Миссис Крикл заволокло туманом; на миг мне показалось – она ушла далеко-далеко.

Я почувствовал, как слезы обожгли мне лицо, и потом я снова увидел ее рядом с собой.

– Она очень опасно больна, – добавила миссис Крикл.

Теперь я все знал.

– Она умерла.

Этого мне можно было не говорить.

У меня вырвался страшный крик… Я был один-одинешенек на белом свете.

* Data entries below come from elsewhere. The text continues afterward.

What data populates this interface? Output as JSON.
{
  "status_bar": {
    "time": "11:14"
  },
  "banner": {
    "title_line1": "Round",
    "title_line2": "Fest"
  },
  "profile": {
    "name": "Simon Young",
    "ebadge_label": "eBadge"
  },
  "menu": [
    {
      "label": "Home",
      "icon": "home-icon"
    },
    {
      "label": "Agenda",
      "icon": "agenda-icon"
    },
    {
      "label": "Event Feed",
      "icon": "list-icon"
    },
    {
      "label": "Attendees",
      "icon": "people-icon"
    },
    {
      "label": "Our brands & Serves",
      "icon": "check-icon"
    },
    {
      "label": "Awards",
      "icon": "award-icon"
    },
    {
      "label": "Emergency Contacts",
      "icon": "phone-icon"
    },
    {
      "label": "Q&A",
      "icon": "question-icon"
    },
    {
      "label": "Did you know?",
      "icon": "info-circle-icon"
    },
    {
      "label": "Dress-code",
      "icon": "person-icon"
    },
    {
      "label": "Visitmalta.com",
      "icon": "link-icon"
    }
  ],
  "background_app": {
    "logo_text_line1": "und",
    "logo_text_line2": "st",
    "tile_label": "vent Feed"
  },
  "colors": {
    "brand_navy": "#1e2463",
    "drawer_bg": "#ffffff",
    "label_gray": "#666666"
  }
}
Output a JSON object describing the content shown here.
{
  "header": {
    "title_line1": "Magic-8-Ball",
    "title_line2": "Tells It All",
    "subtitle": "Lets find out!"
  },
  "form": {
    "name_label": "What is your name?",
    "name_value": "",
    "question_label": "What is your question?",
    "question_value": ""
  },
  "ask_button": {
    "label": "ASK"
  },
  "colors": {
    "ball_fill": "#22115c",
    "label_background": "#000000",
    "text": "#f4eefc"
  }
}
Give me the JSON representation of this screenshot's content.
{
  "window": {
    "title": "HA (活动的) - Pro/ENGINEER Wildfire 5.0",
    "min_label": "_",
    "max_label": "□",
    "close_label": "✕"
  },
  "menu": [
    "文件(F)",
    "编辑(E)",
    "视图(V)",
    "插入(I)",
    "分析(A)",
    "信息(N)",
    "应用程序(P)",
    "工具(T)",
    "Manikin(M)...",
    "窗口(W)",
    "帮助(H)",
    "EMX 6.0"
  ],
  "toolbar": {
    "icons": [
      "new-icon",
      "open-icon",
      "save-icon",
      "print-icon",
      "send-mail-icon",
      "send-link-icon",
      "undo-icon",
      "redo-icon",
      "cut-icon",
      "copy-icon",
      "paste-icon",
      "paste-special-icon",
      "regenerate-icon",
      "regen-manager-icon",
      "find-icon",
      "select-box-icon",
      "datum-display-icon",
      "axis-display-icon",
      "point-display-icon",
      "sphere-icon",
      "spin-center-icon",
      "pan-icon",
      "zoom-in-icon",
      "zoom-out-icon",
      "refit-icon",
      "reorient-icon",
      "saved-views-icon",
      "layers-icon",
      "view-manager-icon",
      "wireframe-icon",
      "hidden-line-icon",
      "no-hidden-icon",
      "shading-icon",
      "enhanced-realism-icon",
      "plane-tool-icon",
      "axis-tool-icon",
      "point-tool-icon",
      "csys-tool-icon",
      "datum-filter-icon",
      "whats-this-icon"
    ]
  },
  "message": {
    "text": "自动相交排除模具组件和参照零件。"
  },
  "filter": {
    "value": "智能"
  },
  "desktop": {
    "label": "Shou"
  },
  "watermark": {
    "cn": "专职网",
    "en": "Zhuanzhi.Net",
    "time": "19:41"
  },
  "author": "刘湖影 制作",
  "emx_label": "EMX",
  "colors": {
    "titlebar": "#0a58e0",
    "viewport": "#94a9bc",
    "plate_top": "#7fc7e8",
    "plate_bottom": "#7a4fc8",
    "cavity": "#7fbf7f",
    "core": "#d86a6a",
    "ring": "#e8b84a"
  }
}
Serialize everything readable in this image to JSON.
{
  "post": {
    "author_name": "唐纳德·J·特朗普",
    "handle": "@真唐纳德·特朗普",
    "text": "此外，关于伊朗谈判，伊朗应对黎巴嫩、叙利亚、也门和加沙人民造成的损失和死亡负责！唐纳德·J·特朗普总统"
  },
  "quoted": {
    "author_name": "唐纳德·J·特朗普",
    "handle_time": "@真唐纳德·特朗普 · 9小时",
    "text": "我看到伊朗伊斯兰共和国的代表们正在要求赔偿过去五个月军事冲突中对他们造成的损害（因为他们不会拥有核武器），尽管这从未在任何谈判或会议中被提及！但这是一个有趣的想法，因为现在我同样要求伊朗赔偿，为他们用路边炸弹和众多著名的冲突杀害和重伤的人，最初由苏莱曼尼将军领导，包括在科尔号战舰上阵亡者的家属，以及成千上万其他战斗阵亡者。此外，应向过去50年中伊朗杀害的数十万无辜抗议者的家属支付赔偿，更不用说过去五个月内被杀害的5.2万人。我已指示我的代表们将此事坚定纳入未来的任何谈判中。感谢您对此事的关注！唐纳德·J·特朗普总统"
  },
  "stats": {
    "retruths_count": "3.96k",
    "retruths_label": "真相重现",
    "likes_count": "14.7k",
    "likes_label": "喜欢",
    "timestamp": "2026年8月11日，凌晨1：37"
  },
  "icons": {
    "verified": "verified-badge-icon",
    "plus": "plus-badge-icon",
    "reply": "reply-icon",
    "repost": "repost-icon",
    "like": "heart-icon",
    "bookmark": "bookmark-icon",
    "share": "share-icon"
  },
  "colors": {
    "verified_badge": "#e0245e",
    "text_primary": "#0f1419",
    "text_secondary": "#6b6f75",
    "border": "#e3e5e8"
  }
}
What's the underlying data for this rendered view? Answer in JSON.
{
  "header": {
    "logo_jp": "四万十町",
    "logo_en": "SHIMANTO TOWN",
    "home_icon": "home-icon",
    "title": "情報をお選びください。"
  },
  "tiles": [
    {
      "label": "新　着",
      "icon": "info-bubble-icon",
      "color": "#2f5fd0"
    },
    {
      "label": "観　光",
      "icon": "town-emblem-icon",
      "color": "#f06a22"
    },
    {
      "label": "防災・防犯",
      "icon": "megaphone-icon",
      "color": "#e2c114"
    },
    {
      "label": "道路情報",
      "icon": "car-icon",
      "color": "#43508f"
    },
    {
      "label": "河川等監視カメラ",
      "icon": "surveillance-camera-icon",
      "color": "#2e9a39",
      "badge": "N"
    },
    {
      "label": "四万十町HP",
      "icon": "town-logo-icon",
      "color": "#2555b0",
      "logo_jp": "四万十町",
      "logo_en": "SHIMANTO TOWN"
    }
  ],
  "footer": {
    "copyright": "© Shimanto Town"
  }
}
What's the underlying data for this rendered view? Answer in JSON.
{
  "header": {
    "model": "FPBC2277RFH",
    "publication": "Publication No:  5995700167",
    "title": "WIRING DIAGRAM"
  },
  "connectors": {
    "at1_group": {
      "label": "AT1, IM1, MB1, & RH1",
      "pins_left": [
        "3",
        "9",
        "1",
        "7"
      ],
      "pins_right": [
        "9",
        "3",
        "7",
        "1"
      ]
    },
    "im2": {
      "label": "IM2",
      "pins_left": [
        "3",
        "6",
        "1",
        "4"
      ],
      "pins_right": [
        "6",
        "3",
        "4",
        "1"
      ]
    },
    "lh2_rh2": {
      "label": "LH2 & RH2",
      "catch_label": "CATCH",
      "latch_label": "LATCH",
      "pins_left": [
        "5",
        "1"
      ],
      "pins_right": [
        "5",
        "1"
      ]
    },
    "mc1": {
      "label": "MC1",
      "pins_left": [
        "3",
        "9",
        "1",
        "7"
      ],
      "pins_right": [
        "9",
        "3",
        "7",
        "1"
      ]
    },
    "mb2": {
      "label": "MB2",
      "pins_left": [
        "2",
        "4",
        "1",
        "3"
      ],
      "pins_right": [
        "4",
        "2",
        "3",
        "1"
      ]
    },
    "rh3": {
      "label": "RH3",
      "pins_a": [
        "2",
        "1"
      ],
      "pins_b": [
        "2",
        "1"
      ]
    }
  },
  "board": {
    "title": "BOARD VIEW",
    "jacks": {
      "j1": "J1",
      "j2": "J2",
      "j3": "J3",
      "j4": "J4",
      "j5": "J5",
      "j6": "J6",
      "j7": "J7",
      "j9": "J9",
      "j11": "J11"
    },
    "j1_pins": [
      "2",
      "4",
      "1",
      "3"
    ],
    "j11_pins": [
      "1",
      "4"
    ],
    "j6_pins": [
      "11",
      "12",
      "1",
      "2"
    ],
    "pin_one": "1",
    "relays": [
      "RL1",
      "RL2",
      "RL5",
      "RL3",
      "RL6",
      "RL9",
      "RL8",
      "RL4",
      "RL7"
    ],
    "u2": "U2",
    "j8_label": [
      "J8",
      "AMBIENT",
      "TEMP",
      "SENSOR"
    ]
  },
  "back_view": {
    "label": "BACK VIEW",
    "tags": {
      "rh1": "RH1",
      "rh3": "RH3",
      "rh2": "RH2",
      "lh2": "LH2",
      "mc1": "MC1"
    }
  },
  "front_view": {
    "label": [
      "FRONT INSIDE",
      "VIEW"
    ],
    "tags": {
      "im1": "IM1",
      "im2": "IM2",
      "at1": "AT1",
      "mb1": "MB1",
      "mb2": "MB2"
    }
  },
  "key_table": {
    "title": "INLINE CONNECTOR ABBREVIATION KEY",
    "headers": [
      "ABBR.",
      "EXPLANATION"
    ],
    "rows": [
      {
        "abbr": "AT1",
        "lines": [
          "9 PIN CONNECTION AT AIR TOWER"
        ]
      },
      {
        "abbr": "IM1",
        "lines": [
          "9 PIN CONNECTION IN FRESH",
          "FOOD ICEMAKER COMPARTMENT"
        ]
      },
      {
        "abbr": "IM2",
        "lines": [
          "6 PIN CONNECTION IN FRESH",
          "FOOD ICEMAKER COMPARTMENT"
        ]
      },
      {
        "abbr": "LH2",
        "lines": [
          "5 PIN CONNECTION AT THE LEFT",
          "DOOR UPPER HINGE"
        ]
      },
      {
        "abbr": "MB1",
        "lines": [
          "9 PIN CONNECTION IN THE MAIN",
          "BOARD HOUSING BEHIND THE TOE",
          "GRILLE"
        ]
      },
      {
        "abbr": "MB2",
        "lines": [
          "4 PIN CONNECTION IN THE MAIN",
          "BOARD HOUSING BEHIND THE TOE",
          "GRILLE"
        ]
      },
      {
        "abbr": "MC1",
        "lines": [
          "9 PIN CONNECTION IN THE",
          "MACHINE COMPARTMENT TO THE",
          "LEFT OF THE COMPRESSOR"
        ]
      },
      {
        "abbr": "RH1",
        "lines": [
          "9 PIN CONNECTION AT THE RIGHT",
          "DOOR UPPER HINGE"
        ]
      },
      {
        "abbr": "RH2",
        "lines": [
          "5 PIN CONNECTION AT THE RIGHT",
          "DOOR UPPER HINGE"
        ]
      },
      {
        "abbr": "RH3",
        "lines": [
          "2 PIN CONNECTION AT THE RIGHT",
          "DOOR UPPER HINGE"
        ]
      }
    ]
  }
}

Миссис Крикл была очень ласкова со мной; она не отпускала меня от себя весь день; лишь ненадолго она оставляла меня одного, а я плакал, засыпал в изнеможении, просыпался и плакал снова.

Когда я уже не мог больше плакать, я начал думать о том, что случилось, и тут тяжесть на сердце стала совсем невыносимой, и печаль перешла в тупую, мучительную боль, от которой не было исцеления.

Но мысли мои были еще смутны. Они не были сосредоточены на горе, отягчавшем мое сердце, а кружились где-то близ него.

Я думал о том, что наш дом заперт и безмолвен.

Я думал о младенце, который, по словам миссис Крикл, все слабел и слабел и тоже должен был умереть.

Я думал о могиле моего отца на кладбище неподалеку от нашего дома и о матери, лежащей рядом с ним под деревом, которое я так хорошо знаю.

Когда я остался один, я встал на стул и поглядел в зеркало, чтобы узнать, очень ли покраснели мои глаза и очень ли грустное у меня лицо.

Прошло несколько часов, и я стал размышлять, неужели действительно слезы у меня иссякли, и это предположение, в связи с моей потерей, показалось особенно тягостным, когда я подумал о том, как буду я подъезжать к дому, ибо мне предстояло ехать домой на похороны.

Помню, я чувствовал, что должен держать себя с достоинством среди учеников и что моя утрата как бы придает моей особе некоторую значительность.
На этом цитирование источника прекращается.